Nowadays, maintaining a job for more than a year is already an achievement. But having a stable source of income from employment isn’t enough to improve the quality of your life. In order to do so, you need to be smart when it comes to growing your money. You need to either deposit your earnings in a bank or start an investment portfolio.
But is saving better than investing or is the latter better than the former? Should you be sticking to one strategy on your way to becoming rich? Today, we’ll differentiate saving and investing and try to figure out which one’s the optimal way to grow your money.
Is There a Difference Between Saving and Investing?
It’s easy to mistake one over the other. After all, both concepts involve setting aside a good portion of your income and keeping it somewhere else. Basically, the difference lies with what you’re going to do with the portion you took from your monthly income.

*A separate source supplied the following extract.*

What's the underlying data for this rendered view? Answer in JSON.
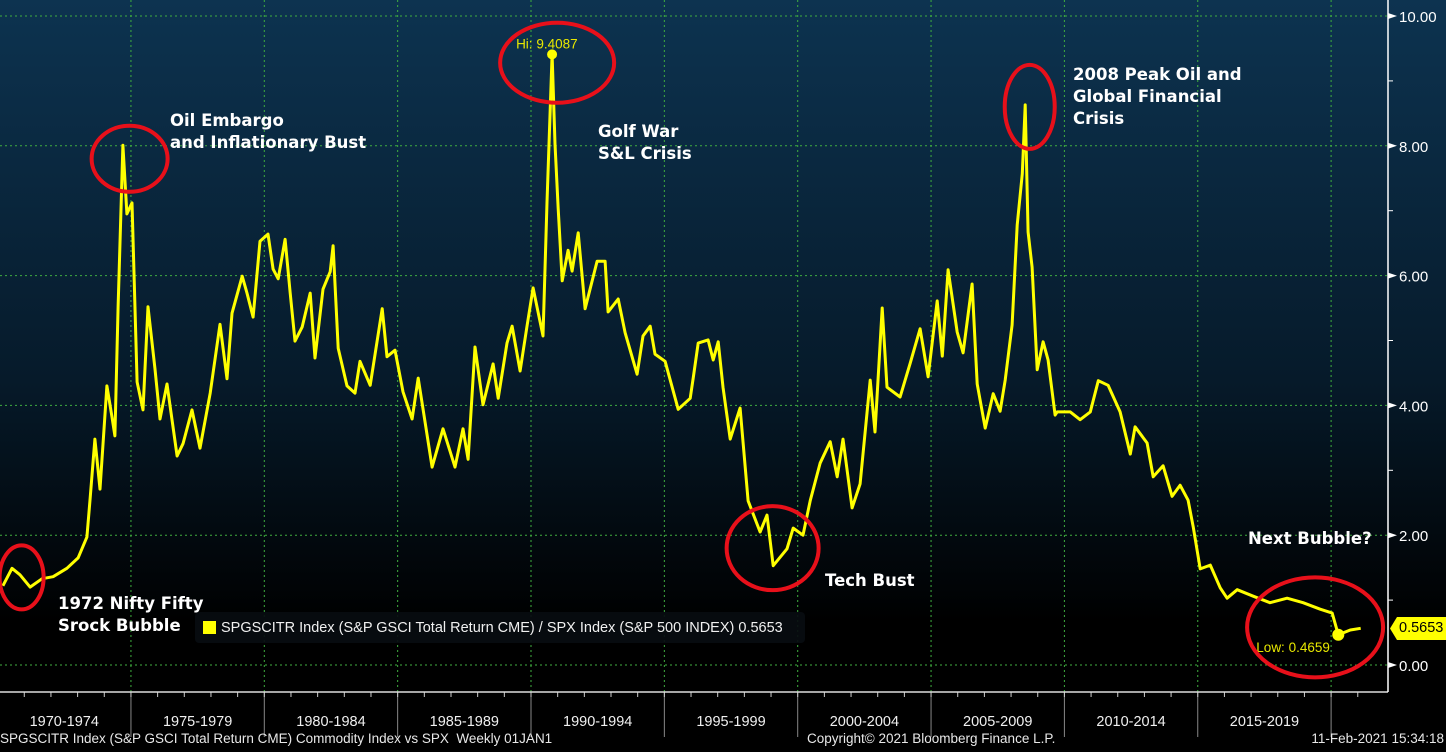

Saving involves taking some of your income and placing it in safe and liquid securities or accounts. Liquid doesn’t involve beverages, mind you. It means the account where you’re placing your money can be sold or accessed in a short amount of time.
Investing involves taking some of your income to buy an asset that has a good probability of generating returns over time. This is where mutual funds, stocks, UITFs, and other overwhelming investment terms come in. It has a steep learning curve, for sure.
Why Should You Start Saving?
It’s safe to say that you’ve already understood the concept of saving money since you were a kid. Remember when you used to save money for an upcoming concert or the latest video game title? Now that you’re an adult, you should continue doing so—only with a few tweaks. Basically, if you have a limited knowledge of investing, start by saving money first.